Leave the terminal open (or daemonize it later if you prefer).

Step 2 — Let Caddy Handle HTTPS & Proxying

Install Caddy if you haven’t: https://caddyserver.com/docs/install

Create a file named Caddyfile (no extension) next to wherever you want to run it:

dash.local {
    reverse_proxy localhost:4321
}

media.local {
    reverse_proxy 127.0.0.1:9000
}

That’s literally all you need for most cases. Caddy will:

  • Bind to :443 (and :80 → redirect)
  • Generate a self-signed cert from its internal CA
  • Trust that CA automatically on the host machine (macOS usually does this seamlessly)
  • Forward traffic to the backend you specified

Start it:

caddy run    # foreground, nice logs
# or
caddy start  # background

Step 3 — Trust the Certificate on Other Devices (One-Time)

On the machine running Caddy everything “just works” in most browsers.

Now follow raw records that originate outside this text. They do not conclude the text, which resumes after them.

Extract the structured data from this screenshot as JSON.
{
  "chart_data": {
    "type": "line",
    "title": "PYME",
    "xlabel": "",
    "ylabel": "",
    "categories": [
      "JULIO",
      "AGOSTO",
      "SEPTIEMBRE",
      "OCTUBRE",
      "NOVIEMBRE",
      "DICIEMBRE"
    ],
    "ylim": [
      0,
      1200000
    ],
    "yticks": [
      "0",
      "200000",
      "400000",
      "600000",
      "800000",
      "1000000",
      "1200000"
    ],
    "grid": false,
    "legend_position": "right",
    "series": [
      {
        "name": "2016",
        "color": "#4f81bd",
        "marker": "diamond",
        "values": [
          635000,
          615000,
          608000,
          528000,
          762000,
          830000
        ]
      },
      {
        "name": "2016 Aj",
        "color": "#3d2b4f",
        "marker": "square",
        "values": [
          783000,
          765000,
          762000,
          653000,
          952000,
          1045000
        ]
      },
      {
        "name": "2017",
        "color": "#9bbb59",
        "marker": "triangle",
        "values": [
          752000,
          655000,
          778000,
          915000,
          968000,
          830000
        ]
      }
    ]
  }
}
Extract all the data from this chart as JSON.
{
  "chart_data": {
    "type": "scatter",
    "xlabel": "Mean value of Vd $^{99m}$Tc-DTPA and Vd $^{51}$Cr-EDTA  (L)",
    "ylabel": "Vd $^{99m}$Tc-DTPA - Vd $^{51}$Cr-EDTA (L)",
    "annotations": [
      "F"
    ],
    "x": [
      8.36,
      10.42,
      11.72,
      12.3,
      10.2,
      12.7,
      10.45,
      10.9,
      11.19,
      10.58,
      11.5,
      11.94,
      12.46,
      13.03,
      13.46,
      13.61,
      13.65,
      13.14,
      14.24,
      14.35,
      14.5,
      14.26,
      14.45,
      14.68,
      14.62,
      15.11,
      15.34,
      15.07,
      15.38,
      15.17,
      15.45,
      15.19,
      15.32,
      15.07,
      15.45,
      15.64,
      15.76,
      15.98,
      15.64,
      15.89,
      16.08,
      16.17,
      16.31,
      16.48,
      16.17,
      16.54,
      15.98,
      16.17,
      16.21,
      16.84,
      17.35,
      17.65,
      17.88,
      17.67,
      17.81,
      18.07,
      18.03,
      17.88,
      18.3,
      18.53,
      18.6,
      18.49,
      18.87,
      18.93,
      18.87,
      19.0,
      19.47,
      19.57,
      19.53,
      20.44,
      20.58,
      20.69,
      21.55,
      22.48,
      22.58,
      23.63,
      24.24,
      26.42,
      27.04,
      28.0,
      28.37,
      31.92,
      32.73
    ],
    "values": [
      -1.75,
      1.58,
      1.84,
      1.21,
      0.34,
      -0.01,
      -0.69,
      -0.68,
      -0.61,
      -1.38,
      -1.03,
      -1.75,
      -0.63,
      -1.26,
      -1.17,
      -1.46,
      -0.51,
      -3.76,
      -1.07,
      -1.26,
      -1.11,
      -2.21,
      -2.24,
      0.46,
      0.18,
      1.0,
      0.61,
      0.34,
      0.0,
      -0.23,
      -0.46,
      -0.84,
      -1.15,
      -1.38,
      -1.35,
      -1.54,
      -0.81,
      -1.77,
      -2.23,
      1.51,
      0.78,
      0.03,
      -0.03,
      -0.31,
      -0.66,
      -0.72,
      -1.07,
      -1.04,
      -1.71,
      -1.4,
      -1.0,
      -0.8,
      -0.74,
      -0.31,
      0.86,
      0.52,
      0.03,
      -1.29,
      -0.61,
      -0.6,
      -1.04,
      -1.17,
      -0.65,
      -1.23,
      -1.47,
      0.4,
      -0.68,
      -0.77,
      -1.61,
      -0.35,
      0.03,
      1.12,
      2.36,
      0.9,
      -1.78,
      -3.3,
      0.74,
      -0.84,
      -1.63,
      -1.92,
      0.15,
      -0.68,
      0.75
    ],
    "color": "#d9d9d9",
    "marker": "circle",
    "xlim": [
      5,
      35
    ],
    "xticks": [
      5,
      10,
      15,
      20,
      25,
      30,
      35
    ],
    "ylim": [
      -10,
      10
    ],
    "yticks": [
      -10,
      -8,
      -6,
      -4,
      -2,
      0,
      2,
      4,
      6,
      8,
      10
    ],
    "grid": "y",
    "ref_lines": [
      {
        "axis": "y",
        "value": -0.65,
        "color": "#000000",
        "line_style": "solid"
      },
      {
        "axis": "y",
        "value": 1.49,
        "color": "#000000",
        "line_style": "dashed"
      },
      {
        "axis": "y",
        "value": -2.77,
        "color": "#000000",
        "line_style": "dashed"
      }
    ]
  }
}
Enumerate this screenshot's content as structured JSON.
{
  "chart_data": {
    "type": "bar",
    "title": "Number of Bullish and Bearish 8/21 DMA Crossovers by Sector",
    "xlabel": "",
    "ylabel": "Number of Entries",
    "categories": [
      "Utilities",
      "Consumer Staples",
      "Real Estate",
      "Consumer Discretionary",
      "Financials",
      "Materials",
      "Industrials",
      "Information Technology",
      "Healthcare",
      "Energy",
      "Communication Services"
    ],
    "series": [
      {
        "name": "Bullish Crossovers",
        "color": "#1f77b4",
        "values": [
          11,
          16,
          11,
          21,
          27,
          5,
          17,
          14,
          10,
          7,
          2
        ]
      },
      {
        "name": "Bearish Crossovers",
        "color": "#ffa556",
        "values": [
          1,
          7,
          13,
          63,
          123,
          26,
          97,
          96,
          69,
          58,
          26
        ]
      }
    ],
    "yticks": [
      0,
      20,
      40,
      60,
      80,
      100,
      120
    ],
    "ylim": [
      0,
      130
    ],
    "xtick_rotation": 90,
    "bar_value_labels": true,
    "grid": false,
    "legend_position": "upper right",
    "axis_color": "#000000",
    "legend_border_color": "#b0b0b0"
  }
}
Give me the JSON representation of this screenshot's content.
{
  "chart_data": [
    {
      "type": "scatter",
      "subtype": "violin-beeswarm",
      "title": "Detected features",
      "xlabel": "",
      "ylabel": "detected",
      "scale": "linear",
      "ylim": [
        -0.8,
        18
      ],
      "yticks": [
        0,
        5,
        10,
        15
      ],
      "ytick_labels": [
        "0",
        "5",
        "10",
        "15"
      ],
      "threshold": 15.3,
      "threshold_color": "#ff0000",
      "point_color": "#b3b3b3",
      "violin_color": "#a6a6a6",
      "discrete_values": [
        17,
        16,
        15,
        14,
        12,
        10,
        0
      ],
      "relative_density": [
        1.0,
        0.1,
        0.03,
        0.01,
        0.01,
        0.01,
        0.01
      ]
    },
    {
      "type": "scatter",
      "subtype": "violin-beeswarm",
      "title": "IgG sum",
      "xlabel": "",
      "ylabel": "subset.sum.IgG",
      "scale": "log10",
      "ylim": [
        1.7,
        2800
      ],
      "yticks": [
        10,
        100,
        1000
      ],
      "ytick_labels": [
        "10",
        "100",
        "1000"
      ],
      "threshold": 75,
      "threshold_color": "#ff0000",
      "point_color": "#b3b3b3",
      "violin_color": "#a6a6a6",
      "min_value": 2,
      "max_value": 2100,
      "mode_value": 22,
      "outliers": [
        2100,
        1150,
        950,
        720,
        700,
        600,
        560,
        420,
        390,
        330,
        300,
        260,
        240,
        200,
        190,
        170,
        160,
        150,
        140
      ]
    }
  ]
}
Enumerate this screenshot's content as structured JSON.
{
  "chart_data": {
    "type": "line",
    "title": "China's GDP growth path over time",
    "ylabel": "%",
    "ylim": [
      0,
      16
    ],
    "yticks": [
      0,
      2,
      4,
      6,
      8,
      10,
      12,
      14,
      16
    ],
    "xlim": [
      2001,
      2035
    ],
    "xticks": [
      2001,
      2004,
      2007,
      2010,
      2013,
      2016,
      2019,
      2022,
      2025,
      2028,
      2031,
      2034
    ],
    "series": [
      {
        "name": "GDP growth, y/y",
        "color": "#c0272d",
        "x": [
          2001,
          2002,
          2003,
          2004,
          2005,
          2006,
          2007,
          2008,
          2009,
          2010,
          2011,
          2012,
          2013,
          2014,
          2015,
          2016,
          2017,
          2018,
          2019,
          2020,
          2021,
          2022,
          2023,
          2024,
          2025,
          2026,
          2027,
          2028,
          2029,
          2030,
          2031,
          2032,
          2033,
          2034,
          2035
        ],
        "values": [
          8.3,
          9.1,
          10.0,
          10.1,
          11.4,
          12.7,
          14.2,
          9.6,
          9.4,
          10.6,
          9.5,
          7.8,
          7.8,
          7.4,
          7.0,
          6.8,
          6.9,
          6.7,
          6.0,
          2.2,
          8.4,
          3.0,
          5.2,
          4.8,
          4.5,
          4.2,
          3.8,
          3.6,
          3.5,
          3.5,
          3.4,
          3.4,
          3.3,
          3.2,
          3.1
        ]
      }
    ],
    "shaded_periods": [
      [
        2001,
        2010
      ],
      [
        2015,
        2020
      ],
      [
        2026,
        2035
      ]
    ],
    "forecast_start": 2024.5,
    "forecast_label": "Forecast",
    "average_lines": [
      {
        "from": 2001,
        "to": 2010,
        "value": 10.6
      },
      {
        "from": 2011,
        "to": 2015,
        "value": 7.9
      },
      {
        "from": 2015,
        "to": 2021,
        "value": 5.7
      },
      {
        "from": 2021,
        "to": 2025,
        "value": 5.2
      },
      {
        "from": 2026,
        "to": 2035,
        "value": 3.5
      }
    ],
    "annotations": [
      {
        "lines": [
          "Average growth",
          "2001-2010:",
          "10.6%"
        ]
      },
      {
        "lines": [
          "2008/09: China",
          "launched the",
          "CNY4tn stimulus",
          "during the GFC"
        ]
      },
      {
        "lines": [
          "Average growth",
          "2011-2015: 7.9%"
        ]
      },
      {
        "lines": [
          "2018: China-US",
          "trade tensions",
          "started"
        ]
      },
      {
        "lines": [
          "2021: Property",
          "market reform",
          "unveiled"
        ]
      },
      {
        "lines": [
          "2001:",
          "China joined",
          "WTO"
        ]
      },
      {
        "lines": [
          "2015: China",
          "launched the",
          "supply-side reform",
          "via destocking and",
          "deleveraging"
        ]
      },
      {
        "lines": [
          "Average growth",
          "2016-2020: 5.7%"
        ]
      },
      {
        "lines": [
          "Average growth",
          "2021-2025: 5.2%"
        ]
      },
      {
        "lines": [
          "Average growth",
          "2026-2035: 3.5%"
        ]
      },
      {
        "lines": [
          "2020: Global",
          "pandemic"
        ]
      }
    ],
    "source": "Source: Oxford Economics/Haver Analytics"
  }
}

For phones, tablets, other computers:

  1. Locate Caddy’s root CA certificate
    Typical location on macOS:
    ~/Library/Application Support/Caddy/pki/authorities/local/root.crt

  2. Transfer it to the target device (AirDrop, email, etc.)

  3. iOS/iPadOS:

    • Tap the .crt file → Install profile
    • Go to Settings → General → VPN & Device Management → install the profile
    • Then Settings → General → About → Certificate Trust Settings → enable full trust for the new CA
  4. Other platforms — import the cert into the system trust store (slightly different steps per OS/browser).

After that one-time setup, https://dash.local should show a green padlock with no warnings.

Bonus Tips

  • Want the mDNS script to auto-detect your IP? Use socket.getaddrinfo(socket.gethostname(), None) or the netifaces / ifaddr package.
  • Multiple machines? Run the broadcaster + Caddy on each, just use different .local names.
  • Need subdomains (api.dash.local)? Some mDNS implementations are picky; test carefully or stick to flat names.
  • Production at-home services? Consider a real domain + Tailscale / Headscale + DNS-01 challenge for publicly valid certs — but for pure-LAN that’s usually overkill.

Enjoy the civilized internet-feeling experience on your local network.